I went to bed on the draft with this thought: I could reorganize the two settings and sort this from that, I could make it into longer stanzas instead of couplets. I thought, I'll work on it in the morning.
So I did. I checked out the entire internets and ate my breakfast (did I neglect to mention that I made a splendid dinner and cherry clafoutis last night? this is one of the side benefits of writing horrible drafts: inspiring dinners, with leftover cherry clafoutis for breakfast!). I re-investigated the entire internets to see if I might have missed something important. I forwarded a New York Times article to the historian and my oldest friend. Then I trailed, all summer and smoke--no, seriously, those fires to the east and the west are making my throat hurt and my eyes water--into my study, sat down in my big chair, and opened my draft.
I had to consider that my draft might, at this point, have the upper hand. What with its form and all. And its sheer presence.
But I opened another document, and started to sort this from that, to reorganize the two settings, to make longer stanzas.

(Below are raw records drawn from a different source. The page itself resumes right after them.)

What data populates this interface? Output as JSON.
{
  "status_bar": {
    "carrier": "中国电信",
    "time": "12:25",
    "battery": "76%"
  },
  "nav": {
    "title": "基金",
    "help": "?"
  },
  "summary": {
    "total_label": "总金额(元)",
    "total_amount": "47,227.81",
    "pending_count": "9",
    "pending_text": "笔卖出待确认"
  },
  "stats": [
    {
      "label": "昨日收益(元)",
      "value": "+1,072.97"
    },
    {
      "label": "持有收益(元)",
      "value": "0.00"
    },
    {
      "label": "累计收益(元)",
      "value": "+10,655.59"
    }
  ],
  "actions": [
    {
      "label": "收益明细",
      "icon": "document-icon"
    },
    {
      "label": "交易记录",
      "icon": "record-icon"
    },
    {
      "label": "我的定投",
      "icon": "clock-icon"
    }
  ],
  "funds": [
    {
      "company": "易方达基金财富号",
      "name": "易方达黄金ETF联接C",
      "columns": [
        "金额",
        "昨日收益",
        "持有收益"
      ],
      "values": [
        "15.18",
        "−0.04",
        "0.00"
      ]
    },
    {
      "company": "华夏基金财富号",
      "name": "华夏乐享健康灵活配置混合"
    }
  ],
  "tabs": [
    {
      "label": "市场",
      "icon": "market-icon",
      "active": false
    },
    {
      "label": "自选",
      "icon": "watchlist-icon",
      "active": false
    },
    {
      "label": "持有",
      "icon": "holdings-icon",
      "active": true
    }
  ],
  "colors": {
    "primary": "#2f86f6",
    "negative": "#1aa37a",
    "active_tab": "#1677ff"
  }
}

And now I have a new draft.
So that's the second part: even a horrible first draft, wrested from indolent notes and bad formal experiments, can turn into a better second draft, as long as you're willing to let smoke, summer, weird dreams, roasted garlic and broccoli pasta with pecorino, cherry clafoutis, the entire internets, and your own sense of control (have you lost the header of this clause? Me too!)--as long as you're willing to let all of the above intervene.
Writing lesson out.
As Elizabeth Gilbert says at the end of her very fine TED talk about creativity, Ole!